Mrs Weaver used to eat every meal in the conservatory whilst gazing out onto the garden she had lovingly nurtured for so many years. However, these days she avoids looking at it altogether, keeping the curtains drawn, and shutting out the dismal reality that exists beyond the glass.
But today is different.
The prospect of her beloved garden being restored to its former splendour fills her with excitement. As she prepares her breakfast, she hums away to herself cheerily, anticipating the arrival of the garden clearance team.
The toast pops up in the toaster and she carries it over on a floral decorated china plate, to the table in the conservatory, peering out onto the garden with a feeling of promise, something she hasn’t done for a long time.

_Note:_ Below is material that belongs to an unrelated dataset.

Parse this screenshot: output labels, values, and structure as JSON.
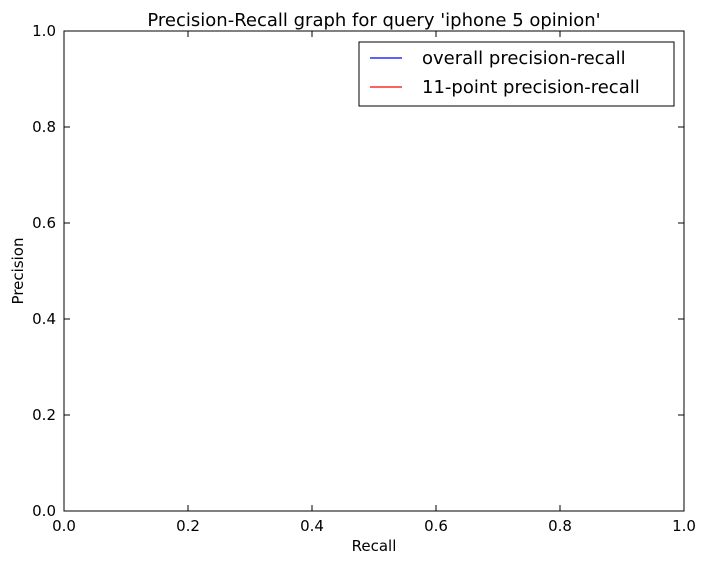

Midway through her first bite of toast, the doorbell goes, it’s the garden clearance company.
She leads them through to the garden, looking on wistfully as the garden clearance team discuss their plan of action.
In that moment Mrs Weaver reflected on the many ways that the garden is an extension of herself, of the way that she too has been left, lonely and neglected. How it serves as a reminder of the passage of time, of life, death and decay, a process that she is all too familiar with.
Mrs Weaver’s heart is brimming with such joy at the sight of her garden, which has been left undisturbed for over a decade, full of faces. The garden clearance team busied away, breathing new life into her world and repairing the hole in her heart.
“This garden is very special to me”, Mrs Weaver said thoughtfully, “these trees have grown alongside my children, they have witnessed many happy memories, have weathered through the seasons of life, quite like myself”.
Her eyes glazed with a watery sheen, twinkling like glass blue marbles.
The leader of the garden clearance team, Terry, followed Mrs Weaver’s eye line to an engraved brass plaque pinned to the trunk of one of the blossom trees.
“In loving memory of George M. Weaver, though you are gone, our love for you continues to grow.”